〔Vol.5〕オイルショックで飛躍<おやじ編>
もちろん僕はまだ1歳である、まだ記憶はない・・・
僕の父は中学卒業後、大阪の問屋で丁稚に出て、定時制(夜間)高校を卒業してから、社長のカバン持ちとして中堅または大手の企業や工場を回ったり、自分では零細規模の町工場を開拓していたそうです。主に扱っていたのは「塗料(ぺんき)」で、自動車、造船、建築などの塗料を扱っていたそうです。
オイルショック!シンナーが手に入らない!
オイルショックになると、零細規模の町工場から「シンナーが欲しい!」「シンナーがないと仕事ができない」さらには「シンナーがないと工場が潰れる」という電話が鳴り止まなくなったそうです。

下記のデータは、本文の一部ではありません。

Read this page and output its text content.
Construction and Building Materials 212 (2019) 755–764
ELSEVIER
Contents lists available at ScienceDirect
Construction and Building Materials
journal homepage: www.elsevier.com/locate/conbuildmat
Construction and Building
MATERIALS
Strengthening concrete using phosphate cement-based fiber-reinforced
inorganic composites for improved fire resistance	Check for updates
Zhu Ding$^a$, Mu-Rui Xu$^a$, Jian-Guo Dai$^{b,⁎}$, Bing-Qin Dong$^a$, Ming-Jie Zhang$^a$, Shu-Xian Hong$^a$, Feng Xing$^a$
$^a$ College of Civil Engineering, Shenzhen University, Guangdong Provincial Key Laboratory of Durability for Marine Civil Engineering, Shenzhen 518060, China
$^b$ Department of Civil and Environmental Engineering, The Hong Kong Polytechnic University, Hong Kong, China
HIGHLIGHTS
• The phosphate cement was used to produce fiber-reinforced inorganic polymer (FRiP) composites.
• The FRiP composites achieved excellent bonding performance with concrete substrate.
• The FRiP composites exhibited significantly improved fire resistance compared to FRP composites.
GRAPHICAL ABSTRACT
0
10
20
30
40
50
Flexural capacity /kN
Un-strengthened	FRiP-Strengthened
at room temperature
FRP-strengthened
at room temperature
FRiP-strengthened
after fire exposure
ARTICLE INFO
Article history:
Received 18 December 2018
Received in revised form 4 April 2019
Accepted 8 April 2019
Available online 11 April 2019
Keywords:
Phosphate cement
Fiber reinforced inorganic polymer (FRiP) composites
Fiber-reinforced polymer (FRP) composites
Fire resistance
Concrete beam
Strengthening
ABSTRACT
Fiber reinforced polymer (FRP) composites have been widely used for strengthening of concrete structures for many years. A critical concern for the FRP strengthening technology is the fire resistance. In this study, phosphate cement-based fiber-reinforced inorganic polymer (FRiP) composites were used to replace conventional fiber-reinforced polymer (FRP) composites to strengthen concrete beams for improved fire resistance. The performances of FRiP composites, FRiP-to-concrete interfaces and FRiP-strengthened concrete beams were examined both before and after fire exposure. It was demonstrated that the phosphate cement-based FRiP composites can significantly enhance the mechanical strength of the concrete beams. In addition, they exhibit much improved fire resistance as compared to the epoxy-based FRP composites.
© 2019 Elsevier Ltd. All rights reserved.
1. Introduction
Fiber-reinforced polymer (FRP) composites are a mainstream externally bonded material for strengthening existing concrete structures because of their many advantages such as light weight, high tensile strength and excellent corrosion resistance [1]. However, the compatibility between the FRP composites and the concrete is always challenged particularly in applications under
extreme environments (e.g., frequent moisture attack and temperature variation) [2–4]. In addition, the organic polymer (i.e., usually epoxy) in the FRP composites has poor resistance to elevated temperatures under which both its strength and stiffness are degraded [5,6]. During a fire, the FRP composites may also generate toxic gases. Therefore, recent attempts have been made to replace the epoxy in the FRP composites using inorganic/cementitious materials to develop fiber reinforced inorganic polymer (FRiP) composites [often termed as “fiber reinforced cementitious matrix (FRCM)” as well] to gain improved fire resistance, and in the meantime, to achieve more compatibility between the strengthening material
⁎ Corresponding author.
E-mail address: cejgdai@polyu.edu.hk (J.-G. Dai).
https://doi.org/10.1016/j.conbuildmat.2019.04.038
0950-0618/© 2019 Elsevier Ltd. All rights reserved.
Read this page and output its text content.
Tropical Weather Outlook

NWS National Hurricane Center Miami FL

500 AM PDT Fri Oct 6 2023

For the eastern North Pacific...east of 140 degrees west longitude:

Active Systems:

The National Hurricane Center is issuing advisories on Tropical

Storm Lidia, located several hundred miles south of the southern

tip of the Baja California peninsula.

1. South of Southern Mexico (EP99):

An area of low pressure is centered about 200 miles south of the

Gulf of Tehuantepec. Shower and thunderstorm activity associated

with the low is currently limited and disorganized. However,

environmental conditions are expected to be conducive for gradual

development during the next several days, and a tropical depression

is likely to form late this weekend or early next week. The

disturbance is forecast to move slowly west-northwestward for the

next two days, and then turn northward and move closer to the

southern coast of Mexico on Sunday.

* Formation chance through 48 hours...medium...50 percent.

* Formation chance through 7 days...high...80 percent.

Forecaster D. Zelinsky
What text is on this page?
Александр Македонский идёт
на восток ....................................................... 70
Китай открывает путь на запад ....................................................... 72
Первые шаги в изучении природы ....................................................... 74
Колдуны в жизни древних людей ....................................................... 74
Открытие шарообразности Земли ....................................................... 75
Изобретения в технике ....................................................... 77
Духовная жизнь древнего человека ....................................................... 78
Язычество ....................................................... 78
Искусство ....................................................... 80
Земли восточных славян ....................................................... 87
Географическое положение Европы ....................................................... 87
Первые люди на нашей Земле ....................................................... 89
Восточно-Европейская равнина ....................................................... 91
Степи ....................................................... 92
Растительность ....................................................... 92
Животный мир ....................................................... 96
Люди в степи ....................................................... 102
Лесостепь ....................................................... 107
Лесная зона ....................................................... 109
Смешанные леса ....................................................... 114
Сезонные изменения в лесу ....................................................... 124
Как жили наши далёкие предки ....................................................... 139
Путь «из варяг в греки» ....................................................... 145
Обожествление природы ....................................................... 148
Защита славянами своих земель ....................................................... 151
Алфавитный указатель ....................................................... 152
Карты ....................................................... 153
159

しかし、社長のカバン持ちとして大手企業や工場に出入りしていた父は、違和感を感じた・・・。
まだ大手の倉庫には、余剰のシンナーが備蓄されていたからです。
事情を尋ねると、安定して工場を稼働させるために、十分な余裕を持っているとのこと。
整理整頓の習慣が、道を拓く!
父は祖母(父にとっては母)から、整理整頓を厳しく躾けられていた。
その影響で、とても几帳面にメモをまとめたり、データを整理するのが得意というか、当たり前になっていた。さらに、取引先の倉庫内も、訪問するたびに掃除や片付けを行い、在庫などの状況をメモしていた。
そのおかげで、頭の中で、この大手倉庫の在庫を活用すれば、零細町工場の問題が当面は解決できるのでは?と考えたそうです。
おばあ 譲りの即断即行!
父は、自分の社長に相談した。いや嘆願した。
「絶対に大手工場の稼働に支障がないようにコントロールします。大手倉庫の在庫を借りて、町工場にシンナーを売らせてください」と・・・。
社長は一瞬考えて、こう言われた。
「キミの責任でやるんやろ?やったらええやん」
「会社に損害が出た分は、キミが働いて返せばええ」
「今日で、カバン持ちは終わりやな」
父は、一目散に社長室を駆け出した。
(このエピソードは、父の死後、当時の同僚だった方からお聞きしました)
お借りしたシンナーを、正札(適正価格)で売った
取引先の大手倉庫をなんとか説得した父は、さっそく町工場に走った。
そして、なんと入手困難なシンナーを今まで通りの正札で販売した。
もちろん、注文は殺到。
今まであんなに新規開拓で困っていたのに、噂だけで新規が断るほど増えた。
この頃、母のお腹の中には弟ができており、僕は父の配達用の車の助手席に、チャイルドシートを取り付けられて、一緒に大阪から名古屋や水島(岡山県)まで、ドライブ気分で楽しんでいたそうです。